-By Akash Khemka
Now here’s an intertwisted Chinese puzzle. When is a belt not a belt and when is a road not a road? It isn’t a sixty-four-thousand-dollar question. It runs to hundreds of billions. And the answers are making knots into knots. We are in an era of globalization. International cooperation plays a role in almost every country’s development. Among the many existing cooperation platforms, a China proposed initiative has emerged to the forefront. More than 150 countries and world organization have joined it, and the United Nation has put it in its resolutions. It’s called Belt and Road initiative ( BRI ) actually known as One Belt and One Road.
Strangely the road is a sea route from China to Africa in the Mediterranean and the belt is a series of overland corridors connecting China with Europe via Central Asia and the Middle East encompassing around 60 countries which are two- thirds of the world’s population. If we just think back before the rail road age, commodities were actually transported by bullocks and they could only go for 30kms a day. Once the railroad was built, they could travel for 600kms a day. This had huge implications for development. For example, the MIT economist Dave Donaldson has looked at the development of railroads in India and he found that the network of rail-road of around 67,000kms built in the late 19th and early 20th century really affected connectivity, trade, and investments in those areas leading to 20% boost in welfare.
Let’s just stop for a while and think about why you want to have a coordinated effort to improve connectivity? For any country building, a road has some value but it also has value for the counties around it that the government of any individual country may not internalize. So there is a spillover that wouldn’t be taken into account if each country just decides on its own how they do infrastructure. There is also a timing issue that for any country it really matters that what other countries are doing and so for this coordination really matters, how you coordinate all these infrastructures so that it comes at the same time and connects with rail. So for these reasons, it’s really important to have a coordinated plan rather than just individual plans.

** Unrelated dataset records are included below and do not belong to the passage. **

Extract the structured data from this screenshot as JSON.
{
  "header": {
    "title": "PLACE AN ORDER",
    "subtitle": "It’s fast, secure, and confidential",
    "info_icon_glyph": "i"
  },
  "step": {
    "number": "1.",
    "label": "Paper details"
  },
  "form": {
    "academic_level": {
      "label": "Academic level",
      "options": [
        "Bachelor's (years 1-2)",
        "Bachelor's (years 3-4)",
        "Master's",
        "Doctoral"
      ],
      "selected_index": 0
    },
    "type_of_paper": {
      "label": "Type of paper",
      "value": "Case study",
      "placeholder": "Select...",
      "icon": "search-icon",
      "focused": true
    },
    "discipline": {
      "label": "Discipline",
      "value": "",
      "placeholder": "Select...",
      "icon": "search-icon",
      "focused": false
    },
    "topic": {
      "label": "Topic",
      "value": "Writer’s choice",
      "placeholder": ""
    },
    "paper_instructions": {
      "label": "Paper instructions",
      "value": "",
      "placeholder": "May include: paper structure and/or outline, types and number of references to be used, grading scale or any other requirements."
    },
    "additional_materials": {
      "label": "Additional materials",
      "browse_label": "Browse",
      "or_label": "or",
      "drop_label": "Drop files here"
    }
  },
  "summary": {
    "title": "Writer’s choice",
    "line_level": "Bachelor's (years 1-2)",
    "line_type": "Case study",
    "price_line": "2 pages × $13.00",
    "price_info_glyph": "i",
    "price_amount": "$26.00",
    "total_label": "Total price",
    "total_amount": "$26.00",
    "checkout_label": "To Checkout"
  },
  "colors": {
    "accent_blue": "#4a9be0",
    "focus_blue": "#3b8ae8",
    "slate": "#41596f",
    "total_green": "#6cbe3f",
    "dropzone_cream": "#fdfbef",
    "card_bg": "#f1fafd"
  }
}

So there are a lot of opportunities like improved infrastructure, more trade, more investment, higher growth, bringing in lagging regions, etc. But there are challenges as well. What if you build a wrong infrastructure and it gets stranded. You have to coordinate all these infrastructure investments as well. There is an environmental and social risk. There are issues to deal with public procurement and also sustaining public debt can become an issue because these projects are too expensive. So we have some opportunities and some challenges but keep in mind that these are the opportunities and challenges that would come with any large infrastructure project. They might be more intense to some extent in this case because of the governance in some of the countries but these are the concerns that would come in any such project.
China is already a major trade partner to many nations in Asia and even Europe but with belt and road, Beijing is enhancing those business ties by extending favorable financial terms through its financial institution. Chinese policymakers hope that these international and commercial ties will grant China greater access to the Asian and European landmass in the coming decades. And Beijing soft power is already showing signs of success in some areas for instance due to their growing economic ties to China. Member states of the Association of South East Asian nations find it increasingly difficult to maintain a unified policy in the South China Sea. The political behavior of the Philippines is a good example of the success of China’s soft power policy, moreover, the increasing presence of Chinese firms in the region adds to the Beijing territorial claims.
So now here is a question. Why can’t India use the BRI so that New Delhi can reach out to the markets that India has never explored? After all, globalization is a new reality but China is unlikely to help its economic rival India to explore healthy markets. From investment to consumption based economy to the energy needs, India and China are in direct competition. So what should India do? India should play the waiting game. India should see how the BRI enfolds. Jumping into it at this point is not a wise decision. Remember this is a country that has hurt India’s domestic industries by distorting the market from steel to rubber to smartphones. The Chinese have come and made an entry to every segment beside there are whispers of China’s attempt to influence government in all the countries where they are operating. Sri Lanka, New Zealand, Canada, Australia, Italy are all the countries China have made the intervention. So let’s see how this infrastructure plan goes in future in an attempt to increase development in every part of the world.